Olive Oil and Saffron Pastry (Masa para empanadas)

From The New Spanish Table by Anya von Bremzen.
Ingredients:
1 tsp. active dry yeast
1/2 tsp. sugar
2/3 c. lukewarm water (105° to 115°F)
4 Tbsp. (1/2 stick) unsalted butter, melted
1/2 c. extra-virgin olive oil
1 large egg, beaten
1 large pinch of saffron threads, toasted, pulverized in a mortar, and steeped in 3 Tbsp. very hot water
2 scant tsp. salt
3 1/2 to 3 3/4 c. all-purpose flour

Place the yeast, sugar, and water in a large bowl, stir to mix, and let stand until foamy, about 10 minutes.
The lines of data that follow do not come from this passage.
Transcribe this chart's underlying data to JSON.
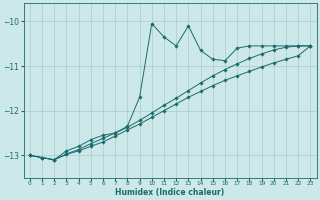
{
  "title": "",
  "xlabel": "Humidex (Indice chaleur)",
  "bg_color": "#cce8e8",
  "grid_color": "#aacccc",
  "line_color": "#1a6b6b",
  "xlim": [
    -0.5,
    23.5
  ],
  "ylim": [
    -13.5,
    -9.6
  ],
  "yticks": [
    -13,
    -12,
    -11,
    -10
  ],
  "xticks": [
    0,
    1,
    2,
    3,
    4,
    5,
    6,
    7,
    8,
    9,
    10,
    11,
    12,
    13,
    14,
    15,
    16,
    17,
    18,
    19,
    20,
    21,
    22,
    23
  ],
  "s1x": [
    0,
    1,
    2,
    3,
    4,
    5,
    6,
    7,
    8,
    9,
    10,
    11,
    12,
    13,
    14,
    15,
    16,
    17,
    18,
    19,
    20,
    21,
    22,
    23
  ],
  "s1y": [
    -13.0,
    -13.05,
    -13.1,
    -12.9,
    -12.8,
    -12.65,
    -12.55,
    -12.5,
    -12.35,
    -11.7,
    -10.05,
    -10.35,
    -10.55,
    -10.1,
    -10.65,
    -10.85,
    -10.88,
    -10.6,
    -10.55,
    -10.55,
    -10.55,
    -10.55,
    -10.55,
    -10.55
  ],
  "s2x": [
    0,
    1,
    2,
    3,
    4,
    5,
    6,
    7,
    8,
    9,
    10,
    11,
    12,
    13,
    14,
    15,
    16,
    17,
    18,
    19,
    20,
    21,
    22,
    23
  ],
  "s2y": [
    -13.0,
    -13.05,
    -13.1,
    -12.97,
    -12.87,
    -12.74,
    -12.62,
    -12.5,
    -12.37,
    -12.22,
    -12.05,
    -11.88,
    -11.72,
    -11.55,
    -11.38,
    -11.22,
    -11.08,
    -10.95,
    -10.83,
    -10.73,
    -10.64,
    -10.58,
    -10.55,
    -10.55
  ],
  "s3x": [
    0,
    1,
    2,
    3,
    4,
    5,
    6,
    7,
    8,
    9,
    10,
    11,
    12,
    13,
    14,
    15,
    16,
    17,
    18,
    19,
    20,
    21,
    22,
    23
  ],
  "s3y": [
    -13.0,
    -13.05,
    -13.1,
    -12.98,
    -12.9,
    -12.8,
    -12.7,
    -12.57,
    -12.43,
    -12.3,
    -12.15,
    -12.0,
    -11.85,
    -11.7,
    -11.57,
    -11.44,
    -11.32,
    -11.22,
    -11.12,
    -11.02,
    -10.93,
    -10.85,
    -10.77,
    -10.55
  ],
  "marker": "D",
  "markersize": 1.8,
  "linewidth": 0.7
}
Whisk in the butter, olive oil, egg, saffron, and salt, and mix well with a wooden spoon. Stir in 3 ½ cups of the flour, 1 cup at a time, stirring well after each addition.
Turn the dough out onto a floured work surface and knead until it is smooth and elastic, about 5 minutes, kneading in the remaining ¼ cup flour if the dough feels sticky. The dough will be oily and pliable. Divide the dough into two parts, one slightly larger than the other. Shape into two balls, place in a buttered bowl, cover loosely with plastic wrap, and let stand for 20 minutes. The dough will rise only slightly. The dough can be refrigerated, covered in plastic wrap, for up to 24 hours. Let it return to room temperature before using.
Makes enough dough for 1 large empanada. Used in Galician tuna empanada with melting onions.